The voltage thing: if your rectifier gives 20V, is it a DC (stabilized) voltage or a ripple (rectified sine wave), and under what load?
And what happens if you put a capacitor on the output of the rectifier, e.g. 100uF/40V?

Hello :)

You can do the current limitation on the universal LM317 regulator.
The diagram of how to connect everything can be found on this page (CURRENT REGULATOR): http://diyaudioprojects.com/Technical/Voltage-Regulator/

There is a calculator under the diagram. You enter the resistance of the resistor R1 (instead of a comma, give a dot, otherwise it counts wrong) and you get the current limiting intensity. If you want it to be 0.5A, you must use a 2.5Ω resistor (at least 2W so as not to burn it).

Good luck

Rufus is absolutely right. The capacitor will show the max voltage at the output.
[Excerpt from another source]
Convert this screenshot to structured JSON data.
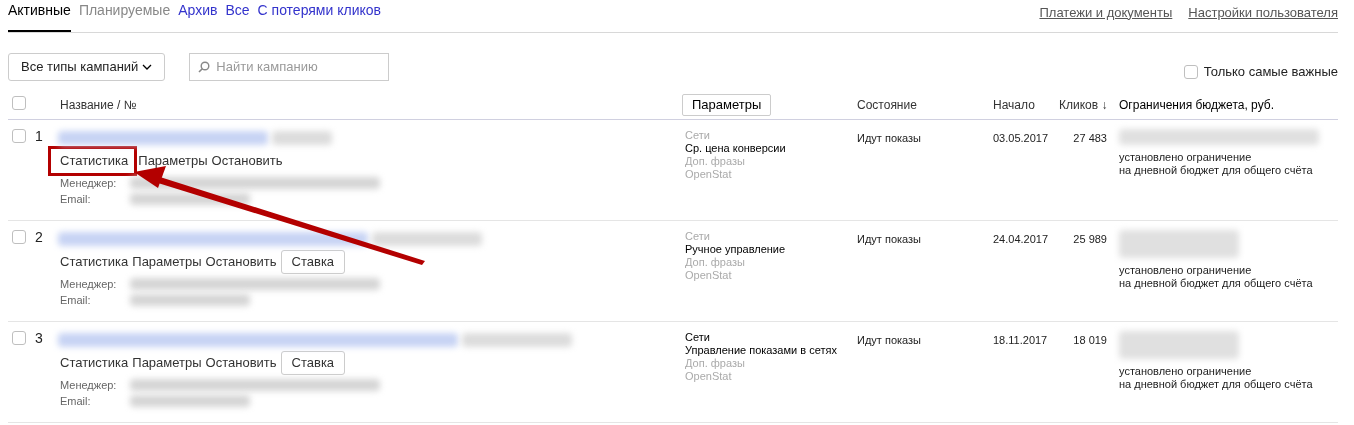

And should be charged with a slightly higher voltage.

I do not know what kind of 18V battery it is, but similarly for a 12V car battery, we have a nominal voltage of 12V and the voltage to which we charge the battery to charge it is over 14V, so in your case the final charging voltage will be ? around 21.5 volts?
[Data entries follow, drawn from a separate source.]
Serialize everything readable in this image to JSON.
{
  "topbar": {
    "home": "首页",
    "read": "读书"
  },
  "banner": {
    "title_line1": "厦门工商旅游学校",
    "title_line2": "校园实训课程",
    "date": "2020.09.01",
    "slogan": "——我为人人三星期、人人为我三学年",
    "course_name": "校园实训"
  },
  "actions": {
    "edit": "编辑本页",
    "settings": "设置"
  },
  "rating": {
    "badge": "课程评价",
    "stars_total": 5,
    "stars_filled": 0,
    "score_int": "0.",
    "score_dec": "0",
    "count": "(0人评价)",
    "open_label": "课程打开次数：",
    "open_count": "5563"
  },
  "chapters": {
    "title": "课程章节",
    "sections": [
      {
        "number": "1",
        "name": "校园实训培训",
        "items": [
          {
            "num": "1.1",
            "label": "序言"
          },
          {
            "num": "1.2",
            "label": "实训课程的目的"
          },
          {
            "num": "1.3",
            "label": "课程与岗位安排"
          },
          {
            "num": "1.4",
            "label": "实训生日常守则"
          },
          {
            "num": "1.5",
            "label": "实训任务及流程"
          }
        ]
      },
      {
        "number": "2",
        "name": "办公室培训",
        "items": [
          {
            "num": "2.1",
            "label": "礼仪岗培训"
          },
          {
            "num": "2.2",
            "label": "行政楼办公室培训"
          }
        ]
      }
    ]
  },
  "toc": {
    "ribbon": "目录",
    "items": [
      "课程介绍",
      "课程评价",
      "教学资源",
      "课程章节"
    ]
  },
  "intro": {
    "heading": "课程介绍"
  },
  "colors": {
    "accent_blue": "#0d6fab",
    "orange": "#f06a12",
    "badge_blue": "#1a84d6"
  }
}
The voltage of 20V is the voltage of the power supply, but which one?
Is it stabilized voltage? is it rectified and filtered voltage?
So it may turn out that your 20V is too low voltage to charge the battery, if it is rectified and filtered, because it is the peak voltage.
Perhaps it is enough to disconnect the capacitors and the rest of the system and then measure the voltage behind the bridge and if it is over 15V, there is a chance that you will charge it (but slowly, for a long time and with a small current).
For example, at 16V on the bridge, the peak voltage is 22.6V, so the difference between the peak and the battery voltage allows it to be charged, but in the final phase of charging, with a small current, judging by your statement that the battery is also of low capacity (high internal resistance)